U.S. courts have forbidden the government from destroying portions of the facility where detainees were held at the request of defense lawyers who want it kept intact as a crime scene.

Meanwhile, Rear Adm. Tom Copeman, the current prison commander, is tasked to figure out how to dismantle what was long the darling of the Defense Department -- run on a $100-million-a-year budget with uncounted extra resources from across the government.

Think of emptying out a wealthy relative's house after a lifetime of acquisition.

The military has built secret infrastructure, such as Camp 7, for former inmates of the CIA's now-abandoned overseas prison network. It requisitioned cargo planes and barged in everything from an expeditionary courtroom to a mobile hospital to a 16,000-item prison camp library.

The war court complex, operated by the Pentagon on a bottomless budget, shuttles staff twice weekly on chartered aircraft between Washington and the state-of-the-art court and sprawling khaki-colored tent city.

BARGES

How many barges will it take to cart it all away? Should they ship home pre-fabricated trailer parks where each senior sailor gets his own washer, dryer, and shower?

What about the 700 cars, 2,000 classified computers, and two miles of razor wire now stacked in 150 shrink-wrapped cartons in a shed that has been gathering dust for years?

Should soldiers unbolt plasma screens from the walls of cafeterias, prison camps, guest quarters and media centers? Can Naval engineers flatten rotting plywood huts where guards once lived that have withered in the humidity?

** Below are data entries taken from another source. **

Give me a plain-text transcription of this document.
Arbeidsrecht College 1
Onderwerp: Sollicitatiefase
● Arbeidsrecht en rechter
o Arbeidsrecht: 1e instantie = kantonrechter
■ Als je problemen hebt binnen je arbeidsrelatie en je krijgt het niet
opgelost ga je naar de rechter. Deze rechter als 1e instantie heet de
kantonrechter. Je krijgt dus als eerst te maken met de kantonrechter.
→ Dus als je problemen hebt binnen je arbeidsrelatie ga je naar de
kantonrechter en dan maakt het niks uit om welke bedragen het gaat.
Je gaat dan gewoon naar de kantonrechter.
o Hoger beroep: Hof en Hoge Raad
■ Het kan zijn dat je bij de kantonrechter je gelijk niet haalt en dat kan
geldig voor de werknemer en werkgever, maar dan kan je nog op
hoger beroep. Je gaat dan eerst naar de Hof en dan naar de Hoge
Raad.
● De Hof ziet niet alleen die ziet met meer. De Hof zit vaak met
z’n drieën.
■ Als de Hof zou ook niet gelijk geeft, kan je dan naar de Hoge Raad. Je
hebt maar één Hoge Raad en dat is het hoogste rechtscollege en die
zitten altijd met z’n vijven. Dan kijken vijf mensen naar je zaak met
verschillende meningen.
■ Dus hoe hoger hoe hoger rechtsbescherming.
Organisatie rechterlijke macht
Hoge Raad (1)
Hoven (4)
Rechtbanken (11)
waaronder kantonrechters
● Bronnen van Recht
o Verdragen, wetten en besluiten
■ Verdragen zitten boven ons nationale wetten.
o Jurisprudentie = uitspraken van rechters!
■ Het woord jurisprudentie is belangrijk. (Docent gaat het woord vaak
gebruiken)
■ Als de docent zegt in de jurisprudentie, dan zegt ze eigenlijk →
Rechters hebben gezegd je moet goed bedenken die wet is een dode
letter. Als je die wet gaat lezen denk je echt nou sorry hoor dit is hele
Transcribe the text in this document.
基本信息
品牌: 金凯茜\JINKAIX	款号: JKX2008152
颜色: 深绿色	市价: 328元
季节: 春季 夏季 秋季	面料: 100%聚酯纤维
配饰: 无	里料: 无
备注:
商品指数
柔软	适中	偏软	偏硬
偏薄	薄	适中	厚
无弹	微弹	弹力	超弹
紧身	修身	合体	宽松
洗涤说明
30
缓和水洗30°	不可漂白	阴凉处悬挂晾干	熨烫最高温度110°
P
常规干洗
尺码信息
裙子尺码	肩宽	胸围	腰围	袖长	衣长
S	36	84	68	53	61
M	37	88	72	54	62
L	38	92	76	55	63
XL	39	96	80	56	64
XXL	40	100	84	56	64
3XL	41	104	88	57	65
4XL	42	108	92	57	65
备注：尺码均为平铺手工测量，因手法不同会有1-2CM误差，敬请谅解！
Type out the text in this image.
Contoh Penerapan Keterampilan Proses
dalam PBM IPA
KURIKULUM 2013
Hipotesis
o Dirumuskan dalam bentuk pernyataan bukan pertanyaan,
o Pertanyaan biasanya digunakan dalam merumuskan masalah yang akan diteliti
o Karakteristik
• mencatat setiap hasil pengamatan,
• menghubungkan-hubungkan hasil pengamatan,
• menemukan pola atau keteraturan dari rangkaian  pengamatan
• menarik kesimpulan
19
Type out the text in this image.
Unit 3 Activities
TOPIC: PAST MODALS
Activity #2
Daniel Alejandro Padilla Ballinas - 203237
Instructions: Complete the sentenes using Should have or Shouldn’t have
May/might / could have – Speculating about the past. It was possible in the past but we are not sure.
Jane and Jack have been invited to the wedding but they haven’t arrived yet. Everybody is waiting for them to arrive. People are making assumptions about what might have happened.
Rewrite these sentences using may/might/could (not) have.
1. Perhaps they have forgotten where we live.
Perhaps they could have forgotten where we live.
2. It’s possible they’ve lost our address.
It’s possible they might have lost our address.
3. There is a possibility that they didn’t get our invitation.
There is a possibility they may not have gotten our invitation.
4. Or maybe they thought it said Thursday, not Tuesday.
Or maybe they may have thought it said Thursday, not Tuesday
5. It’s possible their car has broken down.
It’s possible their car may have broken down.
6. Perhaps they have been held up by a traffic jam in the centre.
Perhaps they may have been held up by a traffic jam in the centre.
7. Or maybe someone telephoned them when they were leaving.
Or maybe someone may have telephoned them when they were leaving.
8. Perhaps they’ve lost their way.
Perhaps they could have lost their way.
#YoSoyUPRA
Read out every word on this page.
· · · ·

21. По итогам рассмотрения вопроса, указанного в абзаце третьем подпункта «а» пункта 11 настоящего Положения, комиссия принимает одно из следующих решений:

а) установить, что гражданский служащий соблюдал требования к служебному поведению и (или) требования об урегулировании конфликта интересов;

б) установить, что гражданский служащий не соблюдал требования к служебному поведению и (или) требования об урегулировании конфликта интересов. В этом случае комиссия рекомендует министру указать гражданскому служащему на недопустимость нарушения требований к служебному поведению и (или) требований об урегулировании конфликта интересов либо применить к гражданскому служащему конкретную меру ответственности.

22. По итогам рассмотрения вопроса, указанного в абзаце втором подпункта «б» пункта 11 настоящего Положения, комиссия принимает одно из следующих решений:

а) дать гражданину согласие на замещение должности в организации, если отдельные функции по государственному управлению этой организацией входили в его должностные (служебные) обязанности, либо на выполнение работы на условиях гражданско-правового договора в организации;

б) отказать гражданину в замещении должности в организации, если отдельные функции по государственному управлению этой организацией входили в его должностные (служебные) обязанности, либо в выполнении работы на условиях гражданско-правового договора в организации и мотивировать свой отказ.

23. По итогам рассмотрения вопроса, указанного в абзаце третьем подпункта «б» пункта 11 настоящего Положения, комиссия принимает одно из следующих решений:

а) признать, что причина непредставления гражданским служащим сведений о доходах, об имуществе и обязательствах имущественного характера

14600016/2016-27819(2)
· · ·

Coordinating answers to these questions falls to Thiesse, a former Marine helicopter pilot called to Navy reserve duty from California, where he is a sixth-grade schoolteacher.

``Leavenworth might want some shackles,'' he says. ``Who knows?''

He works from a cramped transition office inside the Intelligence Operations Facility -- a red-roofed snoop-proof $16.5 million office building crammed with the best technology on the base, including 75,000 feet of fiber optics. It may be the most valuable single item on any Going Out of Business list.